Breaking the Stigma! Let’s talk about the mental health of Black Children and Adolescents
Welcome to the final blog post of our Black History Month Wellness Series for 2022.
When I heard the news concerning the suicide of Cheslie Kryst, attorney, television correspondent, and former Miss USA, I was left speechless like many of you. Suicide rates amongst people of color are skyrocketing. And for every story that makes national headlines, ten more don't.
I understand that many of my listeners are parents, grandparents, aunts, and uncles dealing with children, adolescents, and young adults living with mental health concerns..
My goal with this final episode of the series was to start a conversation that encourages solutions to propel us out of hiding, shame, and guilt.

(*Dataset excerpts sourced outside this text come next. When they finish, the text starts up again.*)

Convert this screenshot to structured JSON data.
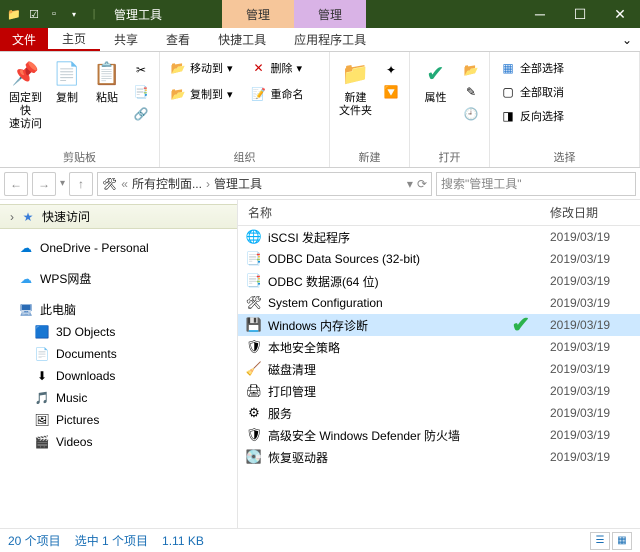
{
  "title": "管理工具",
  "ctx_tabs": [
    "管理",
    "管理"
  ],
  "tabs": {
    "file": "文件",
    "home": "主页",
    "share": "共享",
    "view": "查看",
    "shortcut": "快捷工具",
    "app": "应用程序工具"
  },
  "ribbon": {
    "clipboard": {
      "pin": "固定到快\n速访问",
      "copy": "复制",
      "paste": "粘贴",
      "label": "剪贴板"
    },
    "organize": {
      "moveto": "移动到",
      "copyto": "复制到",
      "delete": "删除",
      "rename": "重命名",
      "label": "组织"
    },
    "new": {
      "newfolder": "新建\n文件夹",
      "label": "新建"
    },
    "open": {
      "properties": "属性",
      "label": "打开"
    },
    "select": {
      "selectall": "全部选择",
      "selectnone": "全部取消",
      "invert": "反向选择",
      "label": "选择"
    }
  },
  "nav": {
    "back": "←",
    "fwd": "→",
    "up": "↑"
  },
  "breadcrumb": {
    "seg1": "所有控制面...",
    "seg2": "管理工具"
  },
  "search_placeholder": "搜索\"管理工具\"",
  "columns": {
    "name": "名称",
    "date": "修改日期"
  },
  "sidebar": {
    "quick": "快速访问",
    "onedrive": "OneDrive - Personal",
    "wps": "WPS网盘",
    "thispc": "此电脑",
    "items": [
      "3D Objects",
      "Documents",
      "Downloads",
      "Music",
      "Pictures",
      "Videos"
    ]
  },
  "files": [
    {
      "name": "iSCSI 发起程序",
      "date": "2019/03/19",
      "ico": "🌐"
    },
    {
      "name": "ODBC Data Sources (32-bit)",
      "date": "2019/03/19",
      "ico": "📑"
    },
    {
      "name": "ODBC 数据源(64 位)",
      "date": "2019/03/19",
      "ico": "📑"
    },
    {
      "name": "System Configuration",
      "date": "2019/03/19",
      "ico": "🛠"
    },
    {
      "name": "Windows 内存诊断",
      "date": "2019/03/19",
      "ico": "💾",
      "selected": true,
      "check": true
    },
    {
      "name": "本地安全策略",
      "date": "2019/03/19",
      "ico": "🛡"
    },
    {
      "name": "磁盘清理",
      "date": "2019/03/19",
      "ico": "🧹"
    },
    {
      "name": "打印管理",
      "date": "2019/03/19",
      "ico": "🖨"
    },
    {
      "name": "服务",
      "date": "2019/03/19",
      "ico": "⚙"
    },
    {
      "name": "高级安全 Windows Defender 防火墙",
      "date": "2019/03/19",
      "ico": "🛡"
    },
    {
      "name": "恢复驱动器",
      "date": "2019/03/19",
      "ico": "💽"
    }
  ],
  "status": {
    "count": "20 个项目",
    "selected": "选中 1 个项目",
    "size": "1.11 KB"
  }
}
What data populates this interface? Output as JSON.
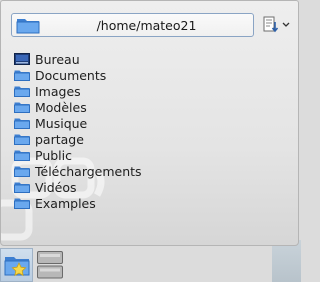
{
  "path_bar": {
    "path": "/home/mateo21",
    "icon": "folder-icon"
  },
  "sort_button": {
    "icon": "sort-descending-icon",
    "dropdown_icon": "chevron-down-icon"
  },
  "files": [
    {
      "name": "Bureau",
      "icon": "desktop-folder-icon"
    },
    {
      "name": "Documents",
      "icon": "folder-icon"
    },
    {
      "name": "Images",
      "icon": "folder-icon"
    },
    {
      "name": "Modèles",
      "icon": "folder-icon"
    },
    {
      "name": "Musique",
      "icon": "folder-icon"
    },
    {
      "name": "partage",
      "icon": "folder-icon"
    },
    {
      "name": "Public",
      "icon": "folder-icon"
    },
    {
      "name": "Téléchargements",
      "icon": "folder-icon"
    },
    {
      "name": "Vidéos",
      "icon": "folder-icon"
    },
    {
      "name": "Examples",
      "icon": "folder-icon"
    }
  ],
  "tabs": [
    {
      "icon": "folder-favorites-icon",
      "active": true
    },
    {
      "icon": "drives-icon",
      "active": false
    }
  ],
  "colors": {
    "folder": "#5b9be6",
    "accent_border": "#8aa4c4",
    "active_tab": "#c5d7ea"
  }
}
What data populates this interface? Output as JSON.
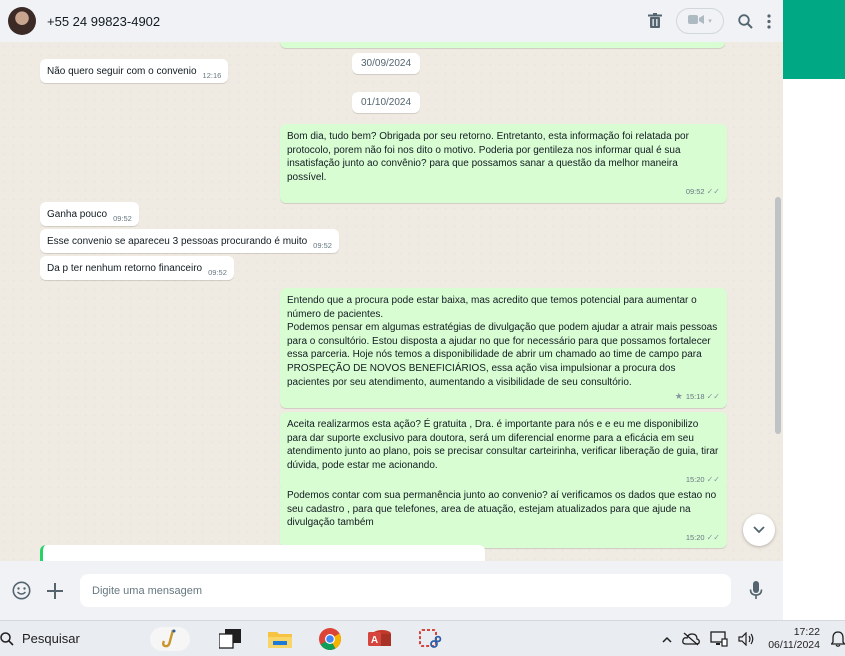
{
  "header": {
    "contact_name": "+55 24 99823-4902"
  },
  "chat": {
    "date_chips": [
      "30/09/2024",
      "01/10/2024"
    ],
    "messages": [
      {
        "dir": "in",
        "text": "Não quero seguir com o convenio",
        "time": "12:16"
      },
      {
        "dir": "out",
        "text": "Bom dia, tudo bem? Obrigada por seu retorno. Entretanto, esta informação foi relatada por protocolo, porem não foi nos dito o motivo. Poderia por gentileza nos informar qual é sua insatisfação junto ao convênio? para que possamos sanar a questão da melhor maneira possível.",
        "time": "09:52"
      },
      {
        "dir": "in",
        "text": "Ganha pouco",
        "time": "09:52"
      },
      {
        "dir": "in",
        "text": "Esse convenio se apareceu 3 pessoas procurando é muito",
        "time": "09:52"
      },
      {
        "dir": "in",
        "text": "Da p ter nenhum retorno financeiro",
        "time": "09:52"
      },
      {
        "dir": "out",
        "text": "Entendo que a procura pode estar baixa, mas acredito que temos potencial para aumentar o número de pacientes.\nPodemos pensar em algumas estratégias de divulgação que podem ajudar a atrair mais pessoas para o consultório. Estou disposta a ajudar no que for necessário para que possamos fortalecer essa parceria. Hoje nós temos a disponibilidade de abrir um chamado ao time de campo para PROSPEÇÃO DE NOVOS  BENEFICIÁRIOS, essa ação visa impulsionar a procura dos pacientes por seu atendimento, aumentando a visibilidade de seu consultório.",
        "time": "15:18",
        "starred": true
      },
      {
        "dir": "out",
        "text": "Aceita realizarmos esta ação? É gratuita , Dra. é importante para nós e e eu me disponibilizo para dar suporte exclusivo para doutora, será um diferencial enorme para a eficácia em seu atendimento junto ao plano, pois se precisar consultar carteirinha, verificar liberação de guia, tirar dúvida, pode estar me acionando.",
        "time": "15:20"
      },
      {
        "dir": "out",
        "text": "Podemos contar com sua permanência junto ao convenio? aí verificamos os dados que estao no seu cadastro , para que telefones, area de atuação, estejam atualizados para que ajude na divulgação também",
        "time": "15:20"
      }
    ]
  },
  "composer": {
    "placeholder": "Digite uma mensagem"
  },
  "taskbar": {
    "search_label": "Pesquisar",
    "time": "17:22",
    "date": "06/11/2024"
  },
  "icons": {
    "header": [
      "trash-icon",
      "video-call-icon",
      "search-icon",
      "menu-icon"
    ],
    "composer": [
      "emoji-icon",
      "attach-plus-icon",
      "mic-icon"
    ]
  },
  "colors": {
    "outgoing_bubble": "#d9fdd3",
    "incoming_bubble": "#ffffff",
    "accent": "#00a884",
    "chat_bg": "#efeae2"
  }
}
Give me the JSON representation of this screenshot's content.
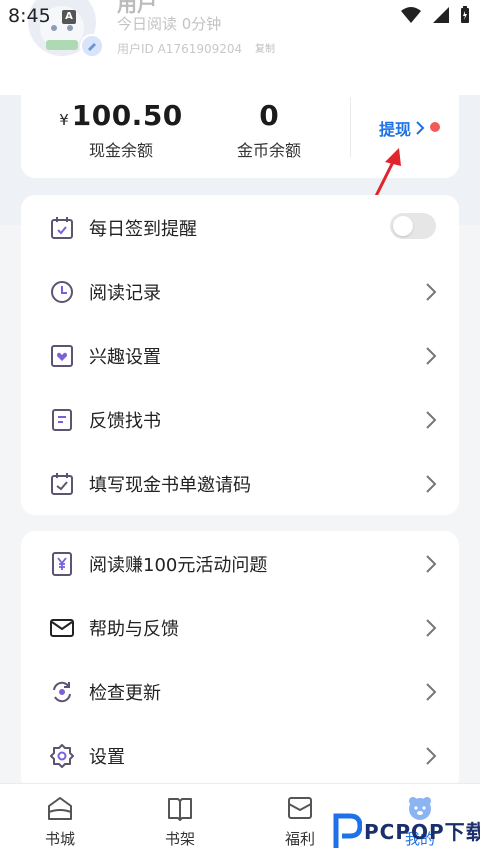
{
  "status_bar": {
    "time": "8:45",
    "notification_letter": "A"
  },
  "profile": {
    "name_fragment": "用户",
    "read_today": "今日阅读 0分钟",
    "user_id": "用户ID A1761909204",
    "copy_label": "复制"
  },
  "balance": {
    "currency_symbol": "¥",
    "cash_value": "100.50",
    "cash_label": "现金余额",
    "coin_value": "0",
    "coin_label": "金币余额",
    "withdraw_label": "提现"
  },
  "menu_group1": [
    {
      "label": "每日签到提醒",
      "icon": "calendar-icon"
    },
    {
      "label": "阅读记录",
      "icon": "clock-icon"
    },
    {
      "label": "兴趣设置",
      "icon": "heart-icon"
    },
    {
      "label": "反馈找书",
      "icon": "book-icon"
    },
    {
      "label": "填写现金书单邀请码",
      "icon": "calendar-check-icon"
    }
  ],
  "menu_group2": [
    {
      "label": "阅读赚100元活动问题",
      "icon": "yen-icon"
    },
    {
      "label": "帮助与反馈",
      "icon": "mail-icon"
    },
    {
      "label": "检查更新",
      "icon": "refresh-icon"
    },
    {
      "label": "设置",
      "icon": "gear-icon"
    }
  ],
  "daily_reminder_enabled": false,
  "tabs": [
    {
      "label": "书城",
      "icon": "home-icon"
    },
    {
      "label": "书架",
      "icon": "bookshelf-icon"
    },
    {
      "label": "福利",
      "icon": "gift-icon"
    },
    {
      "label": "我的",
      "icon": "bear-icon",
      "active": true
    }
  ],
  "watermark": {
    "text": "PCPOP下载"
  },
  "colors": {
    "accent": "#1e72e8",
    "dot": "#f25a5a",
    "icon_stroke": "#5c5470"
  }
}
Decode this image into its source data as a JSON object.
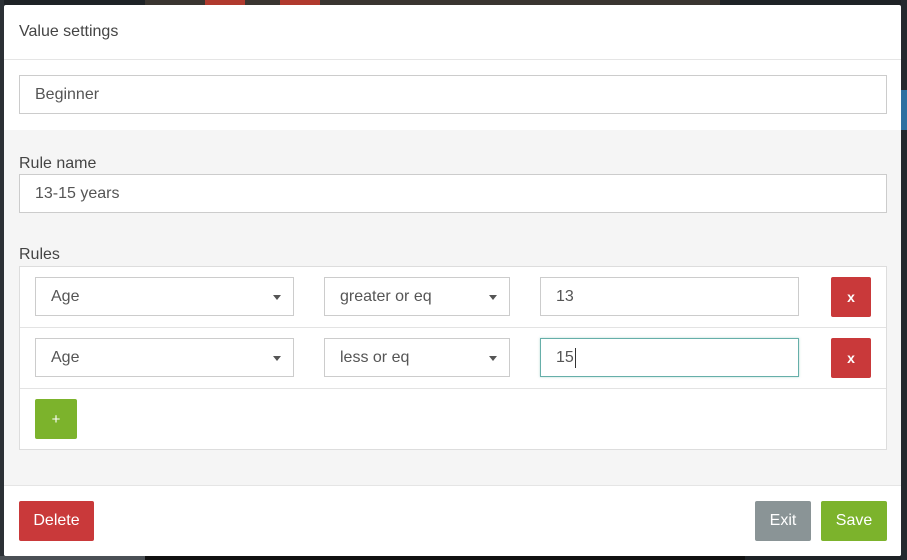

In this blog post, I am sharing four ways to break the stigma surrounding mental health in children.
Representation In The Media
In last week's episode, we discussed How Representation Can Improve Your Child's Mental Health.
The National Health Institute reports that 1 and 3 adolescents will experience anxiety disorders. In addition, studies have found high rates of depression, anxiety, suicidal ideation, and suicide for black children and youth. With so many children and adolescents impacted by mental health issues, adults can help break mental health stigmas by exposing their children to age-appropriate books, movies, etc.
These stories shed light on mental health challenges and offer positive and realistic outcomes. In the show notes for this series, I have included books that adults can use to create dialogue around these sensitive subjects.
The Power Of Influencers
In 2019, research concluded that social media negatively impacted adolescent's mental health. The article discussed various ways that social media leads to depressive moods, low self-esteem, and poor body images. We cannot deny the power and reach of influencer marketing - which is one of the reasons that I created this podcast as a resource to break the stigma. I implore influencers with larger audiences to do the same. If you have a social media account or work with children and their families, I encourage you to share this podcast and to start conversations about Mental Health on your Platforms. . Together we can do our part to end stigmas surrounding mental health in children.
Black Mental Health Professionals
When I begin working with families and their children, I hear how happy they are to have a professional they can relate to—professionals with a shared cultural experience as the community they serve help make seeking therapy easier.
We can start to build a community of professionals we trust by encouraging our children to enter the profession of mental health. . There are many ways to enter the field of mental health, and the education requirements vary. If you or someone you know is interested in learning more, please email me; I'm happy to share what I know.
Treatment Assessability And Open Dialogue
Conversations are healing -yet I know that when children are diagnosed with mental health disorders such as ADHD, anxiety, etc., parents frequently tell me that they want to keep the child's diagnosis a secret. They fear that family and friends will judge their child and their parenting. The stigma that mental illness results from lousy parenting or evil forces at play is another reason millions of children and families suffer in silence- refusing to seek support. Also, parents and a supportive community act as advocates for children.
Sitting down with school officials, grandparents, and anyone else who will come into contact with your child is the first step to creating an environment that your child can thrive in so that they can go on to live enriched lives and have success stories.